Piet Konay Ajukan PK, Fransisco Bessi: Silahkan, Tapi Perkara Tanah Konay Sudah Selesai

Kuasa Hukum keluarga Konay, Fransisco Bernando Bessi, SH,.MH,. CLA (kiri) bersama ahli waris Marthen Konay (kanan), saat memberikan keterangan Pers kepada wartawan di Kupang, Selasa 31 Agustus 2021 / Foto: Ama Beding

Kupang, KN – Kuasa Hukum keluarga Konay, Fransisco Bernando Bessi, SH,.MH,. CLA, menyatakan, perkara kepemilikan tanah Danau Ina dan Pagar Panjang di Kota Kupang, sebenarnya sudah berakhir dengan putusan kasasi Mahkamah Agung (MA) Nomor 1505.

Namun jika ada langkah hukum berupa Peninjauan Kembali (PK) yang ditempuh oleh Pieter Konay, selaku pihak yang kalah perkara di MA melalui Kuasa Hukum Yance Thobias Mesah, SH, maka langkah itu patut dihargai.

“Kami hargai upaya hukum yang dilakukan.

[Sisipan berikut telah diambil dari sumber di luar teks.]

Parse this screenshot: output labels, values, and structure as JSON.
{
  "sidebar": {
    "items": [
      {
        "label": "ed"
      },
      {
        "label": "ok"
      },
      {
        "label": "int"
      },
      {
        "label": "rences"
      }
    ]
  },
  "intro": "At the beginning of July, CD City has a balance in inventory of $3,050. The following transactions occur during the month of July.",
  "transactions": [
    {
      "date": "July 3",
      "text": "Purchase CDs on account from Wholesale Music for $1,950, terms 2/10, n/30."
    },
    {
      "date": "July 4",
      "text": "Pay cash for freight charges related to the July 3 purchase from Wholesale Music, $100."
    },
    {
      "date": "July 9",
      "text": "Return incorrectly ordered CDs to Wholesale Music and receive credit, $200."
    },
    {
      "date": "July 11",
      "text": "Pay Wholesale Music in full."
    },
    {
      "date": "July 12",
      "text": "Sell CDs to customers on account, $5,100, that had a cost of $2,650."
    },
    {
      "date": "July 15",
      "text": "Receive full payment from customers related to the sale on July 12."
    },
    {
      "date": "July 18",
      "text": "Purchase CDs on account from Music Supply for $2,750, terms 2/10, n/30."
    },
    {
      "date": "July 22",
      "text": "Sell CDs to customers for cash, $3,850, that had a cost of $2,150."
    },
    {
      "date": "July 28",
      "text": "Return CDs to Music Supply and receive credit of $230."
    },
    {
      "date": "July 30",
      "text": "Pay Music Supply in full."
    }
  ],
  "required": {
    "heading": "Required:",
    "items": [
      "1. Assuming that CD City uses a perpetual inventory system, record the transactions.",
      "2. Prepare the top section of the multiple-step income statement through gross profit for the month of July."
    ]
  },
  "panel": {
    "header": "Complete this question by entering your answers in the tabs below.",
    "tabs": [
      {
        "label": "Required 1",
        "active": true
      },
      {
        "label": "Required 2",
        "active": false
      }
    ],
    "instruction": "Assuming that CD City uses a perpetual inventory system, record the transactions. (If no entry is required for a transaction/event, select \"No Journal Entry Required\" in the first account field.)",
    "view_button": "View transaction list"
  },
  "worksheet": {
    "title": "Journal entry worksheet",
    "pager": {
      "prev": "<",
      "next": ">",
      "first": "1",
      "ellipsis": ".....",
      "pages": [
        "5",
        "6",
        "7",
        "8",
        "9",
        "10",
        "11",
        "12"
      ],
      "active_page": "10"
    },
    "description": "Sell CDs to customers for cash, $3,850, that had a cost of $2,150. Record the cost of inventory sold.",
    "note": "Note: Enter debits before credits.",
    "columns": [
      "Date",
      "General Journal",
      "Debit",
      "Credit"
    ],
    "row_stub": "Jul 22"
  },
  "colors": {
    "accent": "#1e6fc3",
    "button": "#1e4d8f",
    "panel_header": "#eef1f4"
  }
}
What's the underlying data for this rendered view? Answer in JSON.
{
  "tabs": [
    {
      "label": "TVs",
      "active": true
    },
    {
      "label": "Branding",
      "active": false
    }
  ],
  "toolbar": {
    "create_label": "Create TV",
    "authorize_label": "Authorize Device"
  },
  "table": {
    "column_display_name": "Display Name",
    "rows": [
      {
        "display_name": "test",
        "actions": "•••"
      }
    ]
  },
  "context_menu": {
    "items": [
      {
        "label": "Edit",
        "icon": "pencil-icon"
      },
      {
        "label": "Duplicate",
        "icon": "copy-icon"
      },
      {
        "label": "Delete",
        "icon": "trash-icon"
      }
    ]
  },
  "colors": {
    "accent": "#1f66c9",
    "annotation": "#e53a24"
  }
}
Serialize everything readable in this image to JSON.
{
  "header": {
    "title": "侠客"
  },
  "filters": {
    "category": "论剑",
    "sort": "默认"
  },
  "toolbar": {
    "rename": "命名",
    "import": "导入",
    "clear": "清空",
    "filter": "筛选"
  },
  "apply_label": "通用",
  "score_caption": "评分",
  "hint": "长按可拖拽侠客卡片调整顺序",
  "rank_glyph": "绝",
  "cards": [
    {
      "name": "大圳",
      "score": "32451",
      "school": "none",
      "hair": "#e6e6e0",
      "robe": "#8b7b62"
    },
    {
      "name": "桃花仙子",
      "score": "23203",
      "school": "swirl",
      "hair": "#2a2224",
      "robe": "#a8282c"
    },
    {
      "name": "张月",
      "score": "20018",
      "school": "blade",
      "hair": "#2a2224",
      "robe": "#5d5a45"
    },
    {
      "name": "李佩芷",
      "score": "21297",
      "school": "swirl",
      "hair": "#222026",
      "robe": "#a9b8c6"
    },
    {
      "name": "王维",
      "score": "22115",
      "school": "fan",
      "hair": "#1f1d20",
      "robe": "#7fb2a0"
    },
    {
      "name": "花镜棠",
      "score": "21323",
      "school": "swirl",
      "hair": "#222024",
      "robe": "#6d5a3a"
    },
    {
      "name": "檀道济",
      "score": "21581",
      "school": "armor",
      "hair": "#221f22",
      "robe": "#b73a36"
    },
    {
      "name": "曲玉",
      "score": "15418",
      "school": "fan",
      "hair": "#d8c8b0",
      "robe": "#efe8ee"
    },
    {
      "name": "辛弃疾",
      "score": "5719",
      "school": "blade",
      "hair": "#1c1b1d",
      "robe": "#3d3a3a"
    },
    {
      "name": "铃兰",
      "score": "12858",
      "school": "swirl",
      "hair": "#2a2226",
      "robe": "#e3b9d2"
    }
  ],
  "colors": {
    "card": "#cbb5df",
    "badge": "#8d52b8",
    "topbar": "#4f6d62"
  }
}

Tetapi kalau berbicara, harus berdasarkan fakta yang ada. Bahwa putusan nomor 78 sampai putusan MA maupun Pengadilan Tinggi, semuanya sudah jelas,” ujar Fransisco Bessi kepada wartawan, Selasa 31 Agustus 2021.

Ia menjelaskan, persoalan yang diuraikan dalam memori PK, merupakan hal yang sama, dan sudah disampaikan oleh pengacara Pieter Konay sebelumnya. Tetapi dalam setiap perkara melawan Esau Konay, pihak penggugat yakni Pieter Konay selalu kalah.

“Jangan hanya berbicara gunakan asumsi pribadi. Karena hasilnya juga akan sia-sia. Sehingga perlu digaris bawahi, harus menang dulu, baru boleh bicara. Kami di sini menang sampai tidak ingat sudah berapa kali menang,” ucapnya.

Fransisco Bessi menegaskan, pihaknya tetap konsisten bahwa, sengketa tanah Pagar Panjang dan Danau Ina telah dinyatakan selesai.

“Eksekusi pun telah selesai dilakukan pada tahun 1996 dan 1997,” tutup Fransisco Bessi.

Sementara Marthen Konay selaku salah satu ahli waris keluarga Konay dengan tegas menyatakan, Pieter Konay telah melakukan kejahatan dengan memalsukan dokumen pribadinya.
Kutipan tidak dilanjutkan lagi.